Investing.com - The dollar ticked higher against most of the other major currencies on Friday, amid heightened safe haven demand in the wake of a North Korean nuclear test, but still remained on track for a weekly loss.
The U.S. dollar index, which measures the greenback’s strength against a trade-weighted basket of six major currencies ticked up to 95.19.
The dollar has come under pressure this week after a report showing that U.S. service sector activity slowed in August to its lowest level since early 2010.
The weak data, coming after last week’s lackluster U.S. jobs report clouded the outlook for the economy and indicated that the Federal Reserve may hold off raising interest rates for longer.
The Fed raised interest rates for the first time in almost a decade in December.
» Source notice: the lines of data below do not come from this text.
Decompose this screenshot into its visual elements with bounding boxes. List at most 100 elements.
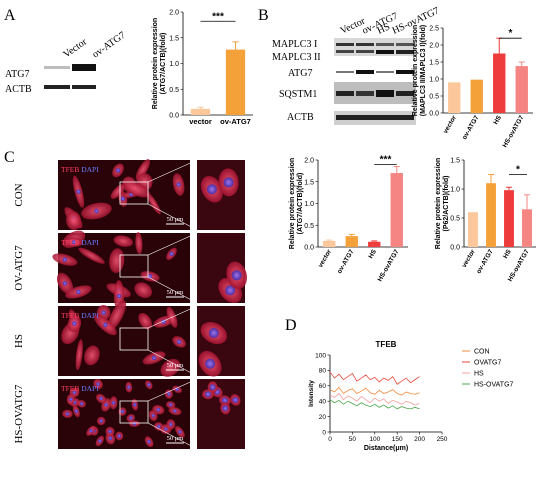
x-tick-label: 250 [437, 436, 448, 443]
significance-label: *** [212, 11, 224, 22]
bar [323, 240, 336, 247]
y-tick-label: 1.5 [450, 158, 460, 165]
nucleus [104, 403, 109, 407]
nucleus [231, 270, 242, 281]
zoom-line [147, 305, 198, 329]
nucleus [115, 168, 121, 173]
stain-tfeb: TFEB [61, 384, 81, 393]
micrograph-row-label: HS-OVATG7 [13, 384, 25, 444]
cell [122, 180, 150, 198]
panel-letter-a: A [4, 7, 16, 24]
nucleus [69, 397, 73, 402]
blot-band [396, 70, 414, 74]
blot-band [356, 50, 374, 53]
nucleus [76, 289, 81, 295]
blot-band [72, 85, 96, 89]
zoom-box [119, 181, 149, 205]
nucleus [89, 429, 93, 433]
cell [134, 282, 153, 298]
series-line-hs [329, 392, 420, 406]
zoom-box [119, 327, 149, 351]
bar [515, 66, 528, 113]
x-tick-label: 0 [328, 436, 332, 443]
stain-label: TFEB DAPI [61, 384, 99, 393]
y-axis-label: Relative protein expression(ATG7/ACTB)(f… [152, 18, 167, 109]
panel-letter-c: C [4, 149, 15, 166]
cell [66, 211, 81, 230]
stain-label: TFEB DAPI [61, 165, 99, 174]
y-tick-label: 80 [319, 368, 327, 375]
blot-band [376, 90, 394, 97]
x-tick-label: HS [502, 248, 513, 260]
cell [107, 300, 127, 331]
x-tick-label: 200 [414, 436, 425, 443]
blot-a-row-1: ATG7 [5, 69, 29, 80]
blot-b-row-2: MAPLC3 II [272, 52, 321, 63]
y-tick-label: 40 [319, 399, 327, 406]
zoom-line [147, 276, 198, 304]
y-tick-label: 1.5 [429, 60, 439, 67]
scale-label: 50 μm [167, 435, 184, 442]
significance-label: *** [380, 154, 392, 165]
blot-band [336, 71, 354, 73]
y-tick-label: 0.0 [450, 245, 460, 252]
nucleus [151, 413, 155, 418]
nucleus [208, 328, 219, 339]
blot-band [396, 91, 414, 96]
blot-a-row-2: ACTB [5, 84, 32, 95]
blot-band [396, 50, 414, 54]
nucleus [232, 396, 239, 403]
y-tick-label: 20 [319, 414, 327, 421]
blot-b-row-4: SQSTM1 [279, 89, 317, 100]
y-tick-label: 2.0 [304, 158, 314, 165]
cell [84, 345, 100, 366]
blot-box [334, 82, 416, 104]
legend-label: CON [474, 349, 490, 356]
y-tick-label: 0.0 [169, 113, 179, 120]
cell [110, 183, 126, 199]
nucleus [147, 439, 151, 444]
y-axis-label: Relative protein expression(ATG7/ACTB)(f… [289, 158, 304, 249]
y-tick-label: 1.0 [304, 201, 314, 208]
y-tick-label: 1.5 [169, 35, 179, 42]
nucleus [223, 177, 234, 188]
nucleus [225, 285, 236, 296]
nucleus [108, 429, 112, 434]
nucleus [117, 434, 122, 438]
nucleus [222, 405, 229, 412]
nucleus [116, 293, 122, 299]
series-line-ovatg7 [329, 371, 420, 385]
series-line-con [329, 386, 420, 396]
blot-band [376, 50, 394, 54]
nucleus [173, 409, 177, 413]
nucleus [72, 390, 77, 395]
y-axis-label-line: Relative protein expression [152, 18, 159, 109]
nucleus [169, 422, 173, 427]
blot-band [376, 71, 394, 73]
stain-label: TFEB DAPI [61, 311, 99, 320]
series-line-hs-ovatg7 [329, 399, 420, 410]
panel-letter-d: D [285, 317, 297, 334]
stain-tfeb: TFEB [61, 165, 81, 174]
y-axis-label: Relative protein expression(P62/ACTB)(fo… [435, 158, 450, 249]
blot-band [44, 66, 70, 69]
blot-band [44, 85, 70, 89]
zoom-line [147, 422, 198, 450]
micrograph-row-label: CON [13, 183, 25, 206]
y-axis-label-line: Relative protein expression [289, 158, 296, 249]
y-axis-label-line: (MAPLC3 II/MAPLC3 I)(fold) [420, 25, 427, 116]
x-tick-label: 150 [392, 436, 403, 443]
cell [109, 248, 125, 274]
micrograph-grid: CON TFEB DAPI 50 μm OV-ATG7 TFEB DAPI 50 μm HS… [13, 159, 248, 450]
bar [486, 183, 496, 247]
scale-label: 50 μm [167, 289, 184, 296]
y-tick-label: 1.5 [304, 179, 314, 186]
nucleus [168, 402, 173, 407]
nucleus [176, 182, 181, 187]
x-tick-label: HS-ovATG7 [502, 114, 526, 149]
y-tick-label: 2.0 [169, 10, 179, 17]
blot-band [336, 50, 354, 53]
bar [448, 82, 461, 113]
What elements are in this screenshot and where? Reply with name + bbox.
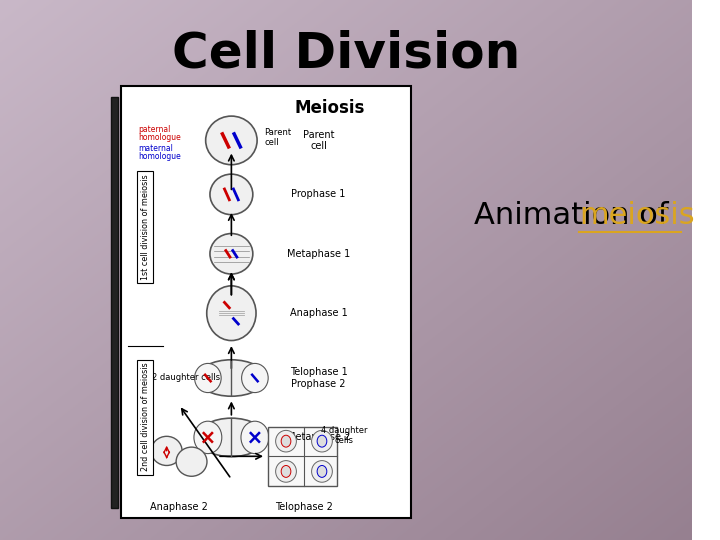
Text: Metaphase 2: Metaphase 2 bbox=[287, 433, 350, 442]
Ellipse shape bbox=[282, 465, 291, 477]
Ellipse shape bbox=[210, 293, 253, 333]
Ellipse shape bbox=[197, 418, 266, 457]
FancyBboxPatch shape bbox=[121, 86, 411, 518]
Ellipse shape bbox=[317, 465, 327, 477]
Ellipse shape bbox=[241, 421, 269, 454]
Text: Telophase 2: Telophase 2 bbox=[275, 502, 333, 511]
Text: 4 daughter
cells: 4 daughter cells bbox=[321, 426, 367, 445]
Ellipse shape bbox=[242, 363, 268, 393]
Ellipse shape bbox=[312, 430, 333, 452]
Text: Anaphase 2: Anaphase 2 bbox=[150, 502, 208, 511]
Text: homologue: homologue bbox=[138, 152, 181, 161]
Ellipse shape bbox=[194, 421, 222, 454]
Text: 2 daughter cells: 2 daughter cells bbox=[152, 374, 220, 382]
Text: homologue: homologue bbox=[138, 133, 181, 143]
Ellipse shape bbox=[197, 360, 266, 396]
Ellipse shape bbox=[317, 435, 327, 447]
Ellipse shape bbox=[276, 430, 297, 452]
Text: maternal: maternal bbox=[138, 144, 174, 153]
Ellipse shape bbox=[207, 286, 256, 341]
Text: 1st cell division of meiosis: 1st cell division of meiosis bbox=[140, 174, 150, 280]
FancyBboxPatch shape bbox=[268, 427, 337, 486]
Ellipse shape bbox=[206, 116, 257, 165]
Ellipse shape bbox=[282, 435, 291, 447]
Text: paternal: paternal bbox=[138, 125, 171, 134]
Text: meiosis: meiosis bbox=[579, 201, 694, 231]
Text: Animation of: Animation of bbox=[474, 201, 678, 231]
Ellipse shape bbox=[276, 461, 297, 482]
Ellipse shape bbox=[312, 461, 333, 482]
Text: 2nd cell division of meiosis: 2nd cell division of meiosis bbox=[140, 363, 150, 471]
Text: Cell Division: Cell Division bbox=[171, 30, 520, 78]
Text: Parent
cell: Parent cell bbox=[303, 130, 334, 151]
Text: Metaphase 1: Metaphase 1 bbox=[287, 249, 350, 259]
FancyBboxPatch shape bbox=[112, 97, 118, 508]
Ellipse shape bbox=[210, 174, 253, 214]
Text: Telophase 1
Prophase 2: Telophase 1 Prophase 2 bbox=[289, 367, 347, 389]
Ellipse shape bbox=[194, 363, 221, 393]
Text: Anaphase 1: Anaphase 1 bbox=[289, 308, 347, 318]
Text: Prophase 1: Prophase 1 bbox=[292, 190, 346, 199]
Ellipse shape bbox=[151, 436, 182, 465]
Text: Parent
cell: Parent cell bbox=[264, 128, 291, 147]
Text: Meiosis: Meiosis bbox=[295, 99, 365, 117]
Ellipse shape bbox=[176, 447, 207, 476]
Ellipse shape bbox=[210, 233, 253, 274]
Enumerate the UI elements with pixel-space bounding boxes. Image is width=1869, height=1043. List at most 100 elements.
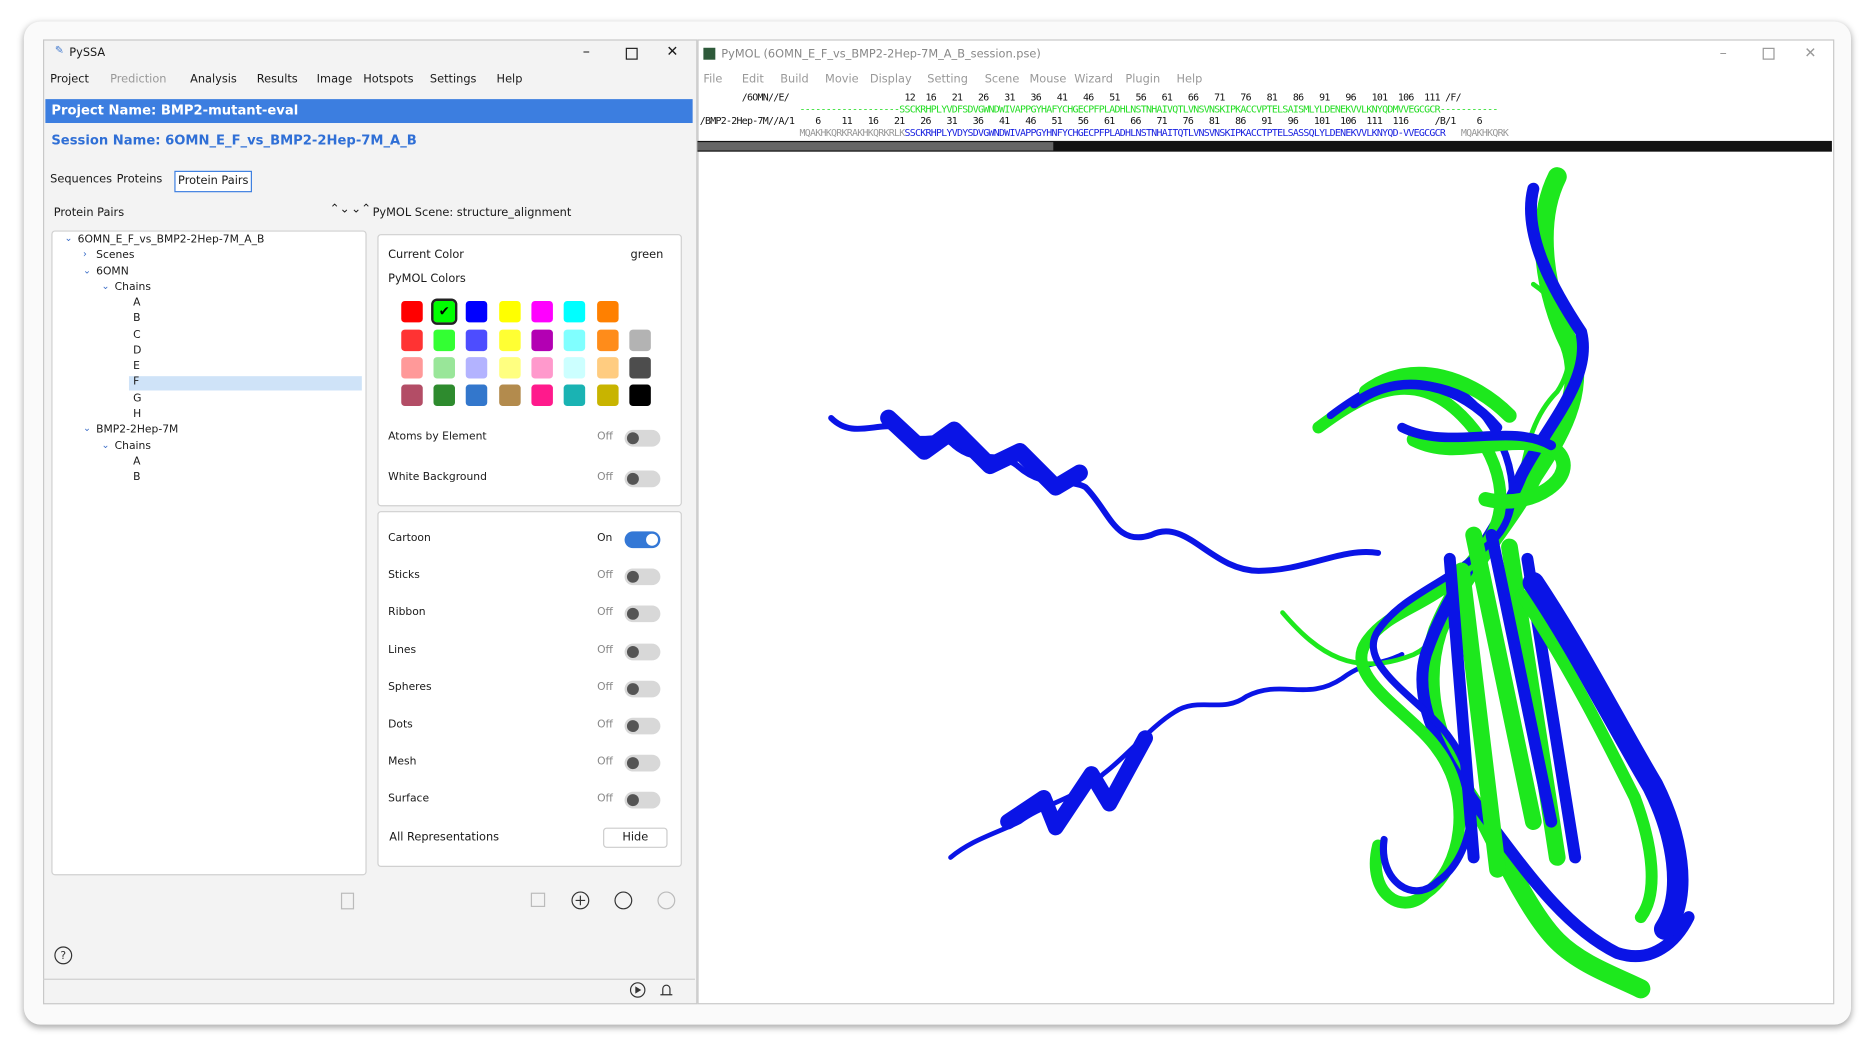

Expectations of higher interest rates typically boost the dollar by making it more attractive to yield seeking investors.
The dollar gained ground against the yen, with USD/JPY up 0.47% to 102.95 amid investor caution after North Korea announced that it had carried out a nuclear test.
The dollar also moved higher against the risk related Australian, Canadian and New Zealand dollars.
AUD/USD was down 0.79% to 0.7582, USD/CAD rose 0.5% to 1.2998 and NZD/USD lost 0.65% to trade at 0.7350.
The Canadian dollar extended losses after data showing that the country’s unemployment rate ticked higher in August.
Statistics Canada said the unemployment rate rose 0.1 percentage points to 7.0%, last month.
The report also showed that the Canadian economy added a larger than forecast 26,200 jobs last month.
The euro was steady, with EUR/USD at 1.1254.
The single currency remained supported after the European Central Bank said it had not discussed extending its stimulus program at its Thursday meeting.
Sterling was little changed, with GBP/USD at 1.3302.